Porém, ele também aponta que colocar a tecnologia como um fator limitante é um verdadeiro exagero. Isso porque, durante os anos 1850 e 1860, já era possível, com condições adequadas, capturar fotos com apenas alguns segundos de exposição. Nas décadas que se seguiram, isso era ainda mais rápido. O que significa que era possível capturar sorrisos muito antes disso se tornar algo comum.

A professora de cultura e comunicação, Christina Kotchemidova, em um artigo sobre a história dos sorrisos em fotografias, também questiona tal argumento. Segundo ela, sorrir em geral é algo inato, porém, sorrir em frente a uma câmera não é algo instintivo.
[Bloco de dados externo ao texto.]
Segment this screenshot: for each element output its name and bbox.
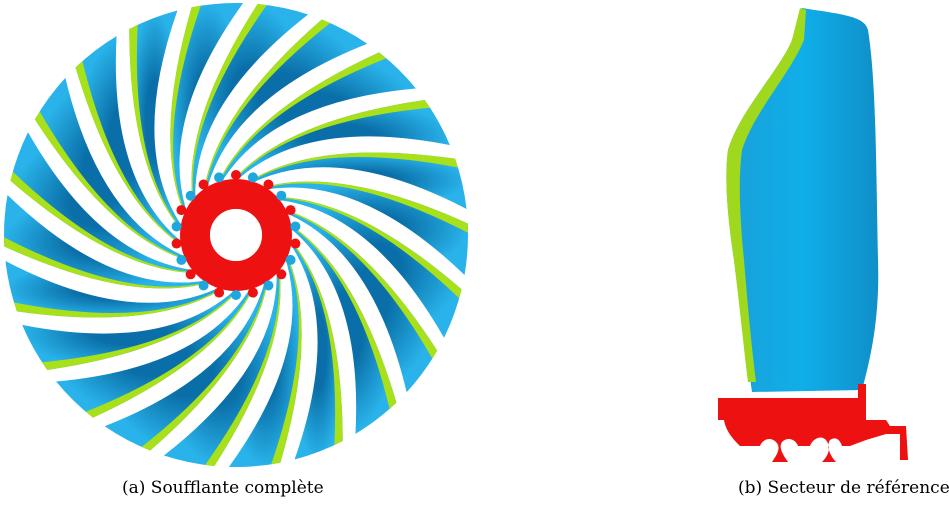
- fan-blade: [34, 77, 184, 260]
- hub-lug: [290, 221, 301, 232]
- full-fan-image: [3, 2, 468, 467]
- fan-blades: [3, 2, 468, 467]
- blade-leading-edge: [219, 52, 387, 180]
- reference-sector-image: [718, 8, 908, 462]
- fan-blade: [288, 210, 438, 393]
- subfigure-a-caption: (a) Soufflante complète: [122, 478, 324, 498]
- hub-bore: [210, 209, 262, 261]
- blade-leading-edge: [267, 181, 468, 233]
- fan-blade: [191, 4, 309, 198]
- hub-lug: [290, 238, 301, 249]
- hub-lug: [176, 205, 187, 216]
- blade-leading-edge: [75, 61, 179, 244]
- hub-lug: [231, 290, 241, 300]
- fan-blade: [22, 292, 236, 370]
- fan-blade: [219, 52, 416, 180]
- subfigure-b-caption: (b) Secteur de référence: [738, 478, 949, 498]
- hub-lug: [247, 172, 258, 183]
- hub-lug: [263, 280, 274, 291]
- hub-lug: [171, 238, 182, 249]
- fan-blade: [5, 261, 220, 318]
- hub-lug: [185, 269, 196, 280]
- fan-blade: [252, 152, 467, 209]
- hub-lug: [276, 190, 287, 201]
- hub-lug: [285, 205, 296, 216]
- blade-leading-edge: [4, 237, 205, 289]
- blade-leading-edge: [271, 259, 302, 465]
- fan-blade: [204, 19, 368, 187]
- hub-lug: [231, 170, 241, 180]
- fan-blade: [163, 272, 281, 466]
- fan-blade: [170, 2, 244, 211]
- blade-leading-edge: [129, 24, 179, 227]
- reference-sector-figure: [700, 0, 949, 470]
- fan-blade: [129, 10, 180, 227]
- sector-hub-root: [718, 384, 908, 462]
- fan-blade: [75, 36, 179, 244]
- blade-leading-edge: [14, 290, 220, 318]
- fan-blade: [236, 100, 450, 178]
- hub-lug: [214, 287, 225, 298]
- fan-hub: [171, 170, 301, 300]
- hub-lug: [276, 269, 287, 280]
- hub-lug: [247, 287, 258, 298]
- full-fan-figure: [0, 0, 475, 470]
- fan-blade: [104, 283, 268, 451]
- blade-leading-edge: [236, 100, 430, 178]
- blade-leading-edge: [85, 290, 253, 418]
- hub-lug: [285, 254, 296, 265]
- blade-leading-edge: [293, 243, 343, 446]
- sector-leading-edge: [726, 8, 806, 382]
- fan-blade: [56, 290, 253, 418]
- blade-leading-edge: [42, 292, 236, 370]
- fan-blade: [228, 259, 302, 467]
- hub-lug: [198, 280, 209, 291]
- blade-leading-edge: [170, 5, 201, 211]
- fan-blade: [292, 243, 343, 460]
- hub-lug: [171, 221, 182, 232]
- hub-lug: [176, 254, 187, 265]
- hub-lug: [198, 179, 209, 190]
- hub-lug: [263, 179, 274, 190]
- fan-blade: [293, 226, 397, 434]
- hub-ring: [180, 179, 292, 291]
- blade-leading-edge: [252, 152, 458, 180]
- blade-leading-edge: [293, 226, 397, 409]
- hub-lug: [185, 190, 196, 201]
- hub-lug: [214, 172, 225, 183]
Alguns especialistas afirmam que a falta de sorrisos é algo herdado de costumes pré-existentes na pintura. Sorrir era considerado rude e completamente inadequado para retratos. Entretanto, os santos muitas vezes eram retratados com leves sorrisos. Sorrisos largos foram “associados à loucura, grosseria, sonolência, embriaguez, todos os tipos de estados não particularmente decorosos”, disse Trumble.
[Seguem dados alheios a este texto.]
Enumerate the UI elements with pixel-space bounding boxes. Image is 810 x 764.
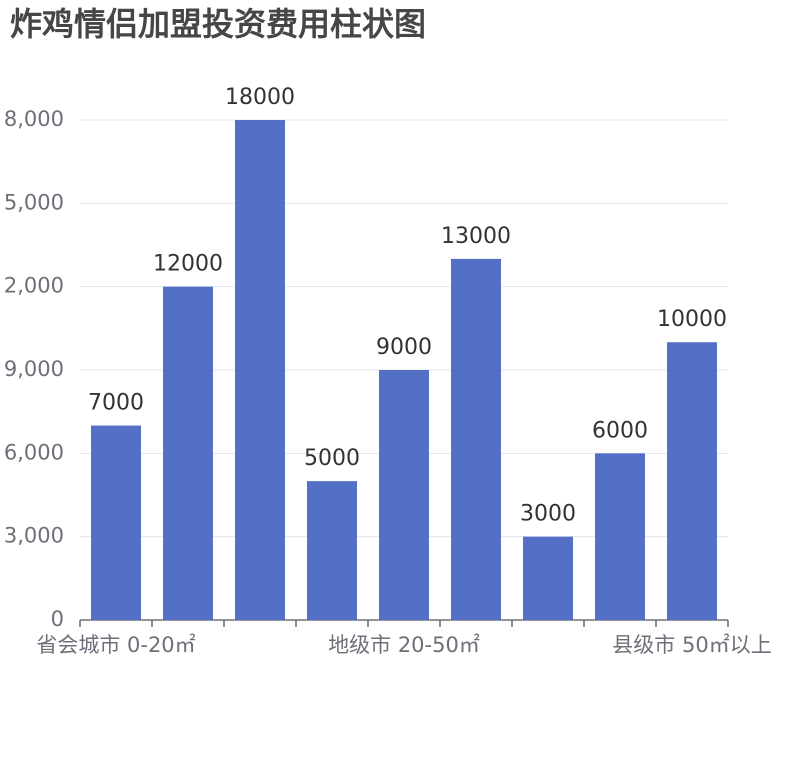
chart-title: 炸鸡情侣加盟投资费用柱状图 — [10, 5, 426, 43]
y-tick-label: 9,000 — [4, 357, 64, 381]
value-label: 7000 — [88, 391, 144, 416]
y-tick-label: 8,000 — [4, 107, 64, 131]
bar — [235, 120, 285, 620]
bar — [91, 425, 141, 620]
bar — [667, 342, 717, 620]
value-label: 5000 — [304, 446, 360, 471]
bar — [595, 453, 645, 620]
bar — [379, 370, 429, 620]
y-tick-label: 3,000 — [4, 524, 64, 548]
x-tick-label: 省会城市 0-20㎡ — [36, 633, 195, 657]
bar — [451, 258, 501, 620]
value-label: 13000 — [441, 224, 511, 249]
x-tick-label: 县级市 50㎡以上 — [612, 633, 771, 657]
value-label: 10000 — [657, 307, 727, 332]
y-tick-label: 6,000 — [4, 440, 64, 464]
y-tick-label: 5,000 — [4, 190, 64, 214]
bar — [163, 286, 213, 620]
y-tick-label: 0 — [51, 607, 64, 631]
y-tick-label: 2,000 — [4, 274, 64, 298]
x-tick-label: 地级市 20-50㎡ — [328, 633, 480, 657]
bar — [523, 536, 573, 620]
value-label: 9000 — [376, 335, 432, 360]
value-label: 3000 — [520, 502, 576, 527]
bar — [307, 481, 357, 620]
value-label: 18000 — [225, 85, 295, 110]
value-label: 6000 — [592, 418, 648, 443]
value-label: 12000 — [153, 252, 223, 277]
Portanto, alguns fotógrafos em seus estúdios criavam cenários elegantes e orientavam as pessoas a se comportarem. Eles pediam que fossem produzidas expressões sérias, muito comuns em fotografias do século XIX. Entretanto, de acordo com Gustavson, alguns fotógrafos quebravam essas normas. Em algumas poucas fotos antigas, podemos ver as pessoas sorrindo.

Mudanças

Em uma foto de dois oficias na Guerra Mexicano-Americana, em 1847, é possível ver um deles sorrindo. Já em uma imagem de jogadores de pôquer, de 1853, podemos ver um deles sorrindo enquanto o outro está focado em suas cartas. No entanto, essas não são representações de como eram os retratos de pessoas de classes superiores.
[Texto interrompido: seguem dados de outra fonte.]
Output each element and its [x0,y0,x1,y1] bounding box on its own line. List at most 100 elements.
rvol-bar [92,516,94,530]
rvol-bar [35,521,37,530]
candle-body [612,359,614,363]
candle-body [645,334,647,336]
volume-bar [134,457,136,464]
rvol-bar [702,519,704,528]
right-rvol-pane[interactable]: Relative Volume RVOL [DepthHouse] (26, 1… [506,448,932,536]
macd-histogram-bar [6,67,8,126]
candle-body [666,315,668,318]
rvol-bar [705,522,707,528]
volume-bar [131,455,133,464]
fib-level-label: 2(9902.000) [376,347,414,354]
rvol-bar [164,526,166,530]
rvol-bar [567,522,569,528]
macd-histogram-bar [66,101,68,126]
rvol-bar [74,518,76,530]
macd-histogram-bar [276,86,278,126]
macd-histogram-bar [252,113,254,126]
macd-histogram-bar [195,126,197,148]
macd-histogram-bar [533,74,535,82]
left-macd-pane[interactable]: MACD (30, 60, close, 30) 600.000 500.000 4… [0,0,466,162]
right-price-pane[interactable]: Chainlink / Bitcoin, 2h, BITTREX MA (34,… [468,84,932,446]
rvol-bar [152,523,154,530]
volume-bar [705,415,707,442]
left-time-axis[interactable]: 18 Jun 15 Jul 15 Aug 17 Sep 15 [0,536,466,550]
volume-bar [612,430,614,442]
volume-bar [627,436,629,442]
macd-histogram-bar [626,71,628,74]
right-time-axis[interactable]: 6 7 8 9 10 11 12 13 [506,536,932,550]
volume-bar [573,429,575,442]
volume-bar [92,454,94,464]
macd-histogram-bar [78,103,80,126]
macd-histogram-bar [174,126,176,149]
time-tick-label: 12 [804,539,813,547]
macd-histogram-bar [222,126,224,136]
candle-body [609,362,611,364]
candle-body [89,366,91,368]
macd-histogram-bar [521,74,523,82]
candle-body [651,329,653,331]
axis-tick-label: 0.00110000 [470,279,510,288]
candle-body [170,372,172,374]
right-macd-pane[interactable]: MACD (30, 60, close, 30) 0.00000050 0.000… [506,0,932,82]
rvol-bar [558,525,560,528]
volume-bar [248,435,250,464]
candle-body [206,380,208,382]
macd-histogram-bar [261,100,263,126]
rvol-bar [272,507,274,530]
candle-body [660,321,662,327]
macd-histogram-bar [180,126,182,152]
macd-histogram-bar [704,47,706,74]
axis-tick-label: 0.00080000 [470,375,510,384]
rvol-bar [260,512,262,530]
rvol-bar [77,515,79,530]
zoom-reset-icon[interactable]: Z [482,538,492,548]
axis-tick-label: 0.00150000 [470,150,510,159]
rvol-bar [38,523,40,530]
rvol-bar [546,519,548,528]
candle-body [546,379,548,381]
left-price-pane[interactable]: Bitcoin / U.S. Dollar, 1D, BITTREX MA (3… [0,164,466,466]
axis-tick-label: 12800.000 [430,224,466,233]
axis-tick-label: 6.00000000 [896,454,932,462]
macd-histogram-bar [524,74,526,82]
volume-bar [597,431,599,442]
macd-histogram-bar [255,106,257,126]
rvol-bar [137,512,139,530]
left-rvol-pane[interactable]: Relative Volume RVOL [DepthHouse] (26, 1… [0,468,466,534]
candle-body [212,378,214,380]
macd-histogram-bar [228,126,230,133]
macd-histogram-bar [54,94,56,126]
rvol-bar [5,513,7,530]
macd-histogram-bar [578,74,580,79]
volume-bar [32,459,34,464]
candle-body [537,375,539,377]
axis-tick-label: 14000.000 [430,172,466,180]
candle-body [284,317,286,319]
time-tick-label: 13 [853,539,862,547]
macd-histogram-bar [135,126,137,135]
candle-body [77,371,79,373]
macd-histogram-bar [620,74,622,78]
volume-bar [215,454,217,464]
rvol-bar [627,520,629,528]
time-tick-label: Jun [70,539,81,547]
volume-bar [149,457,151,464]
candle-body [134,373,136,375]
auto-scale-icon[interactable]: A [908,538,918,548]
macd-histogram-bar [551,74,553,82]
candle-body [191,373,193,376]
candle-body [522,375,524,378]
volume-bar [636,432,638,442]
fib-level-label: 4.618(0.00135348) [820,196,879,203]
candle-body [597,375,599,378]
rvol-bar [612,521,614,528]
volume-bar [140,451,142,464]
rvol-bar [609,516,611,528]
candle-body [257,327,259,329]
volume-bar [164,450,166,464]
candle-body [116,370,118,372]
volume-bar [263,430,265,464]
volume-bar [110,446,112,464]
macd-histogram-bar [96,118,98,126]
Por outro lado, à medida com que a fotografia se expandia, isso também ampliava as expressões aceitáveis para as fotos. “Tire a câmera do profissional e coloque-a nas mãos do fotógrafo amador e, em seguida, eles podem fazer o que quiserem”, disse Gustavson.

Conforme o tempo passava, a fotografia e a pintura começaram a interagir uma com a outra. Cada uma se aproveitando dos benefícios da outra. Pintores tentavam imitar a clareza e a espontaneidade das fotos. Já os fotógrafos tentavam evocar elementos da fina arte da pintura. O que também pode ter influenciado no surgimento dos sorrisos.

Entretanto, uma mudança completa nas normas fotográficas parece ter surgido durante a Segunda Guerra Mundial. Um estudo, realizado em anuários do ensino médio dos EUA, de 1905 a 2005, mostrou algumas mudanças na expressão padrão das pessoas. Os pesquisadores descobriram que a curvatura labial média aumentava conforme o passar do tempo. Além de que, as mulheres lideravam, em média, sorrindo mais do que os homens.

Kotchemidova também argumenta que a publicidade teve papel fundamental na disseminação do sorriso. E segundo ela, “a Kodak foi uma das pioneiras”. Em suas campanhas, a marca buscava uma abordagem mais feliz e retratava seus consumidores usando sua câmera durante momentos felizes. O que foi muito eficaz para influenciar as pessoas. Kotchemidova acredita que as pessoas internalizaram tais mensagens e passaram a imitar as propagandas.

A grande verdade é que, no estudo dos sorrisos nas fotografias, se as pessoas estão ou não sorrindo, tem muito pouco a ver com o fato delas estarem ou não felizes.